C’est probablement Isaac l’Aveugle qui fut le premier kabbaliste à désigner plus précisément cette dimension infinie et insaisissable de Dieu en utilisant une expression devenue célèbre par la suite. Il s’agit du terme hébreu Ain Soph, qui se traduit par les mots « Vide sans borne » et qui fut repris et plus précisément défini par Azriel de Gérone (un disciple d’Isaac l’Aveugle) dans son commentaire sur le Sepher Yetsirah: « Aïn Soph est l’état indifférencié dans la parfaite Unité, au sein de laquelle il ne se produit aucun changement. Et comme il est sans limite, rien n’existe hormis lui ; comme il est au-dessus de tout, il est le principe en lequel se rencontrent tout le caché et le visible ; et comme il est caché, il est la racine de la foi et de l’incrédulité, et les sages de l’exploration approuvent celui qui dit que notre compréhension de lui ne peut se faire que par la voie de la négation. ».
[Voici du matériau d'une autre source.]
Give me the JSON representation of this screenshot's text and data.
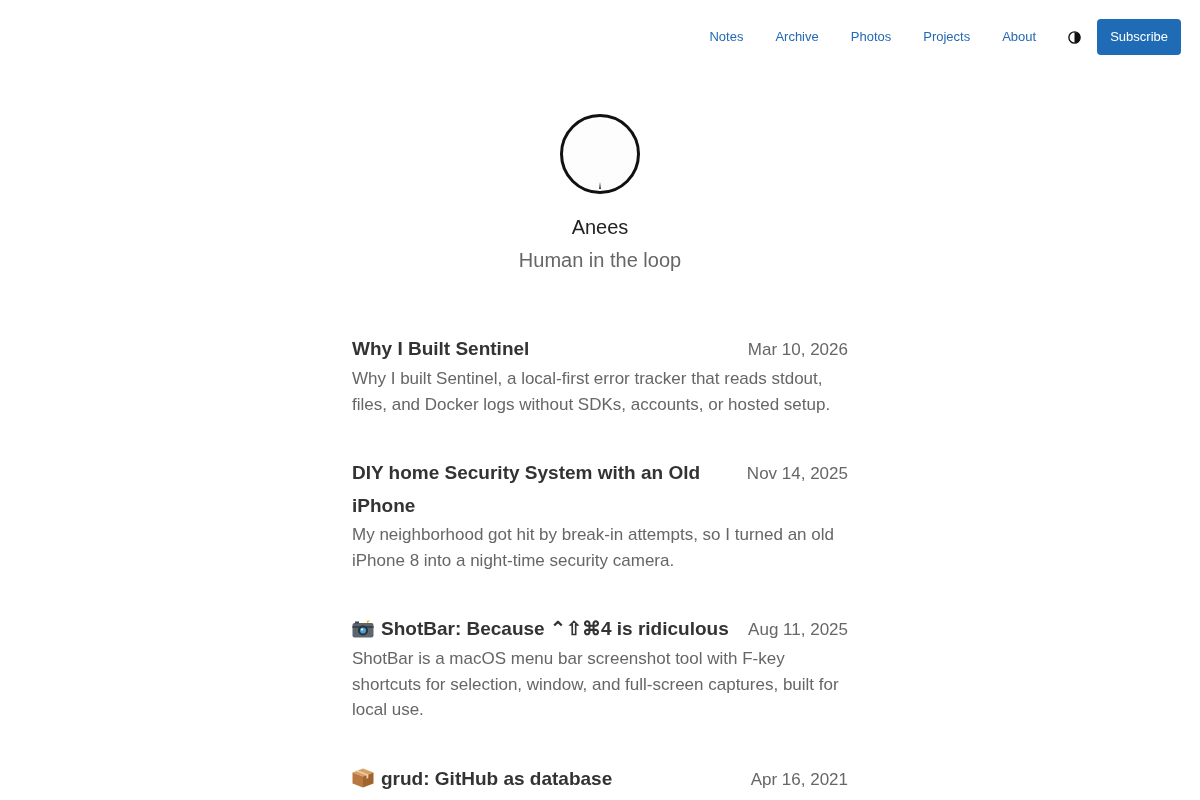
{
  "nav": {
    "links": [
      "Notes",
      "Archive",
      "Photos",
      "Projects",
      "About"
    ],
    "subscribe": "Subscribe"
  },
  "profile": {
    "name": "Anees",
    "tagline": "Human in the loop"
  },
  "posts": [
    {
      "kind": "plain",
      "title": "Why I Built Sentinel",
      "date": "Mar 10, 2026",
      "summary": "Why I built Sentinel, a local-first error tracker that reads stdout, files, and Docker logs without SDKs, accounts, or hosted setup."
    },
    {
      "kind": "plain",
      "title": "DIY home Security System with an Old iPhone",
      "date": "Nov 14, 2025",
      "summary": "My neighborhood got hit by break-in attempts, so I turned an old iPhone 8 into a night-time security camera."
    },
    {
      "kind": "camera",
      "title": "ShotBar: Because ⌃⇧⌘4 is ridiculous",
      "date": "Aug 11, 2025",
      "summary": "ShotBar is a macOS menu bar screenshot tool with F-key shortcuts for selection, window, and full-screen captures, built for local use."
    },
    {
      "kind": "package",
      "title": "grud: GitHub as database",
      "date": "Apr 16, 2021"
    }
  ]
}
Cette compréhension de Dieu par voie de négation est d’ailleurs assez voisine de celle de Maître Eckhart (1260-1328), le célèbre mystique chrétien allemand qui fut, à peu de choses près, le contemporain d’Azriel de Gérone. En effet, Maître Eckhart écrivit :

« Des maîtres frustres disent que Dieu est un Être pur, mais Il est aussi haut au-dessus de l’être que l’ange le plus élevé l’est au-dessus d’une mouche. Je parlerai aussi incorrectement de Dieu en l’appelant un être, que si je disais du soleil qu’il est blême ou noir. Dieu n’est ni ceci ni cela. Un maître dit : “Si quelqu’un se figure avoir connu Dieu et avoir connu quelque chose, il n’a pas connu Dieu”. Mais quand j’ai dit que Dieu n’était pas un être et qu’il était au-dessus de l’être, je ne lui ai pas par-là dénié l’être, au contraire : j’ai exhaussé l’être en Lui. Si je prends le cuivre dans l’or, il y est sur un mode supérieur à celui qu’il a en lui-même. Saint-Augustin dit : “Dieu est sage sans sagesse, bon sans bonté, puissant sans puissance.” ».

– Maître Eckhart, Traités et Sermons, Traduction de Alain de Libera, GF-Flammarion, Paris, 1993.

Dès lors, en nous aidant à lutter contre la prétention de notre moi à être le centre de l’univers alors que nous sommes que néant (vide), le Seraphim ANI (EL) nous amènera également, sur un plan supérieur, à lutter contre toute prétention à vouloir saisir Dieu et à vouloir Lui projeter nos aspirations égoïques (nous en faisant une véritable idole), Dieu demeurant totalement incompréhensible à tout entendement. En fait, nous découvrons ainsi que Celui qui est néant pour l’homme (Dieu) est en fait le Seul qui puisse dire « Je »

« Je suis Celui qui est »

– Exode III, 14.

Déclare le Seigneur à Moïse) alors que celui qui dit « je » (l’homme) n’est en fait que néant (il n’est rien par lui-même). Toutefois, en reconnaissant la néantitude de son moi, l’homme peut dès lors participer au néant de Dieu (ce néant qui est vie et non plus vide). Comme l’a écrit Maurice Blondel :

« L’homme ne peut gagner son être qu’en le reniant en quelque façon pour le rapporter à son principe et à sa fin. Renoncer à ce qu’il a de propre et anéantir ce néant qu’il est, c’est recevoir cette vie pleine’ à laquelle il aspire, mais dont il n’a pas la source en soi. Il faut donner le tout pour le tout… ».

– Cité dans Varillon, François, Joie de croire, joie de vivre, Éditions du Centurion, Paris, 1981.